In this context it should be mentioned that allergen extracts which are currently used for skin testing in Europe do not fulfil the standards of regulatory authorities, and it is possible that they will soon not be available anymore [30].

One limitation of our study is that it can only investigate the costs needed for correct diagnosis and the correct selection of the AIT vaccine.

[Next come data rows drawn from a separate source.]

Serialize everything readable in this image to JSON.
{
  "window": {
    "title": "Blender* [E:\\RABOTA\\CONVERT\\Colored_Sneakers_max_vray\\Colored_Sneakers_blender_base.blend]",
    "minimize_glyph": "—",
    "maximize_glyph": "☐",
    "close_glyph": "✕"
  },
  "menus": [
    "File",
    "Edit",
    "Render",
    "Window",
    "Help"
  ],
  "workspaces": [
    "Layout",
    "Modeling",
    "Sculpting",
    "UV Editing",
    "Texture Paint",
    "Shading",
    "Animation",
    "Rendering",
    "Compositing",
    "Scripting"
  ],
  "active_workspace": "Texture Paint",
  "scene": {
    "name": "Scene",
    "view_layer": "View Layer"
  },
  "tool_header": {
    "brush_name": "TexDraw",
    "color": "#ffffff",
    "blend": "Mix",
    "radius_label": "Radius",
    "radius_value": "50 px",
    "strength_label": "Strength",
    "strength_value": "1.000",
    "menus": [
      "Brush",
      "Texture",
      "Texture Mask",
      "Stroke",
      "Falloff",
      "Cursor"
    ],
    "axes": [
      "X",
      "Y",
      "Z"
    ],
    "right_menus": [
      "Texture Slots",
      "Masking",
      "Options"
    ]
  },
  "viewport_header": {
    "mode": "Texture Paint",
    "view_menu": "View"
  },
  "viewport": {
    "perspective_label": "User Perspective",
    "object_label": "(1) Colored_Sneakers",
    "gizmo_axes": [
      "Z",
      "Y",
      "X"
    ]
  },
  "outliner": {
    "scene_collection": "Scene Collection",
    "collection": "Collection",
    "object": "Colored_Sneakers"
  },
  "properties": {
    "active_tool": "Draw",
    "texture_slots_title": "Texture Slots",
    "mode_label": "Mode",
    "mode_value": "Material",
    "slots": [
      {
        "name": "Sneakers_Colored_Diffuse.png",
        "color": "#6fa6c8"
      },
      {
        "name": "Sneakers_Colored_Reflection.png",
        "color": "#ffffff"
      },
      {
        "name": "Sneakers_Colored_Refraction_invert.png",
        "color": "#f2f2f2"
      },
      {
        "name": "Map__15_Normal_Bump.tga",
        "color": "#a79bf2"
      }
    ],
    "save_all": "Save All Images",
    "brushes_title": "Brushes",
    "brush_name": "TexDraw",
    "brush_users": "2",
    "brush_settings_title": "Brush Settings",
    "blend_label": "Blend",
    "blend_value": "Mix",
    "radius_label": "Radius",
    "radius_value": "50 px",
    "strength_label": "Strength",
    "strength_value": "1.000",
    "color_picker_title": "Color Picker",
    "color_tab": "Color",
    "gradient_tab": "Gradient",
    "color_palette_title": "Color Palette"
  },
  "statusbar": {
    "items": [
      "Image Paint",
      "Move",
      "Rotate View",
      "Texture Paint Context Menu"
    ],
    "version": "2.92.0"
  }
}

The responsiveness to AIT will depend on many other factors including the quality of the AIT vaccine, the representation of the individual allergens in the AIT vaccine which may reflect the sensitization profile to the individual allergens in the extract of certain patients but not of others, the immunogenicity of the allergens in the extract, and the ability of the patient to mount a protective immune response. The issue of responsiveness can only be evaluated in a large prospective, double-blind, placebo-controlled clinical trial which cannot be performed as a real-life study like our study. We are also aware that the results from our real-life economic study are applicable only for pollen AIT in Kazakhstan and cannot be generalized, but it has been shown for southern parts of Europe that allergen molecule-based testing would have changed AIT prescription also in these regions substantially [10, 11]. So far no studies are available which have analyzed how allergen molecule-based diagnosis would affect AIT prescriptions for indoor allergen sources, but several studies have shown that molecular diagnosis is also more precise in identifying sensitizing indoor allergen sources as compared to allergen extract-based diagnosis [31, 32, 33]. Should further studies in different populations, regions, and different allergen sources show a similar cost-efficacy of molecular allergen-based diagnosis over allergen extract-based diagnosis for AIT prescription, molecular allergy diagnosis will become standard practice and help to reduce the continuously exploding health care costs for allergic diseases.

Disclosure Statement

Rudolf Valenta has received research grants from Biomay AG, Vienna, Austria, Thermofisher, Uppsala, Sweden, and Fresenius Medical Care, Bad Homburg, Germany, and serves as a consultant for these companies. The other authors declare no financial support received from any company for this study. Felix Gastager is an employee of HVD Vertriebs-Gesellschaft m.b.H., Vienna, Austria.

Acknowledgements

This study was performed within the framework of the International Network of Universities for Molecular Allergology and Immunology, Vienna, Austria. The study was supported in part by grant F4605 of the Austrian Science Fund (FWF).